The run-heavy Cowboys wouldn’t just be short-handed against the Giants, either. They would miss him also in visits to Denver, Arizona and San Francisco, and home games against the L.A. Rams and Green Bay Packers. Plus, the Cowboys wouldn’t play the Philadelphia Eagles or Washington without Elliott, so the Giants would be the NFC East challenger with the most to gain.
It’s not like the Giants need Elliott to sit to beat the ’Boys: Big Blue swept Dallas in two meetings by a combined four points last season with Elliott healthy for both games. But the Cowboys won the NFC East anyway behind rookie sensations Elliott and quarterback Dak Prescott, thanks primarily to the best offensive line in the league and Elliott’s league-leading 1,631 rushing yards.
The question is whether Elliott will serve his suspension to start the regular season. The Patriots’ Tom Brady was initially suspended for allegedly deflating footballs prior to the 2015 season, for example, but his case dragged through the courts until finally he served a four-game suspension to start 2016.
Elliott is short on time to delay a suspension if his pending appeal of the suspension, which his attorneys already announced, is denied. The NFL on Friday announced his sanctions with less than a month remaining before the Cowboys’ season-opener, and the chances that Elliott’s full case could be prepared and heard in time to then have a judge rule in his favor are not great.
Here’s how it works: The NFL is required to schedule a hearing to review Elliott’s appeal within 10 days. Elliott’s legal team clearly believes it can win an appeal, based on a statement in response on Friday that said “the NFL’s findings are replete with factual inaccuracies and erroneous conclusions and it ‘cherry picks’ so called evidence to support its conclusion while ignoring critical evidence.” Either commissioner Roger Goodell or a designee of Goodell’s choosing would hear the appeal.
Elliott released his own statement late Friday, saying: “I am both surprised and disappointed by the NFL’s decision today, and I strongly disagree with the League’s findings. I recognize the distraction and disruption that all of this has caused my family, friends, teammates, the Dallas Cowboys organization as well as my fans — for that I am sincerely sorry. I admit that I am far from perfect, but I plan to continue to work very hard, on and off the field, to mature and earn the great opportunity that I have been given.”

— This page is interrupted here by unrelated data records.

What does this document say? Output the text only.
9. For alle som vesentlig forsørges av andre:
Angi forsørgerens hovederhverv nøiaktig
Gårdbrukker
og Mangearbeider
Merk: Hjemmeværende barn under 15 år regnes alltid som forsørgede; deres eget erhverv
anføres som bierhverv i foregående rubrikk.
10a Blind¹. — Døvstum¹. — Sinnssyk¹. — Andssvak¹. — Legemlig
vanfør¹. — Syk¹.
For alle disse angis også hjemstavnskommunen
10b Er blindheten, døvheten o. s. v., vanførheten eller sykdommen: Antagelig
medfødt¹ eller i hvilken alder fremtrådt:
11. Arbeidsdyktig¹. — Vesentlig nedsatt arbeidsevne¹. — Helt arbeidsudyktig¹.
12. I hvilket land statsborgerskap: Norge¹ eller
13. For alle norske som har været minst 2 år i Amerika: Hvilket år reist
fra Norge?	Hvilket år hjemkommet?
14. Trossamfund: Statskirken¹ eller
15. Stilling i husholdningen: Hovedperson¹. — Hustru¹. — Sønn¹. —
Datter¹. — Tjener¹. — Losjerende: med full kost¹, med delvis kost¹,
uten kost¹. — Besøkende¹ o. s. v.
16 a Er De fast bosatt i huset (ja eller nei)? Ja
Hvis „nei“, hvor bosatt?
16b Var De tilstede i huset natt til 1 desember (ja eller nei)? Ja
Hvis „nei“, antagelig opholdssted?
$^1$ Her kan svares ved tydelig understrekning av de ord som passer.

Even if Elliott wins an appeal, the odds would be against Elliott reducing his suspension from six games to zero in order to dress against the Giants in Week 1. On the other hand, if Elliott loses his appeal, that might present the potential for him to delay the suspension.
At that point, Elliott’s attorneys could seek a “preliminary injunction” in the event they can prove to a judge that Elliott was either deprived of access to information, or the procedure was unfair, or there was bias in the NFL’s ruling.
If a judge were to grant an injunction, then that could delay the suspension as Elliott’s case is either heard during the season or deferred. But again, in order to play against the Giants in Week 1, Elliott would have to accomplish all of this in less than a month.
And that’s why it’s hard for the Giants to come out of this anything but winners, with an edge on their primary rival, in the race for Big Blue’s first NFC East title since 2011 and the franchise’s fifth Lombardi Trophy.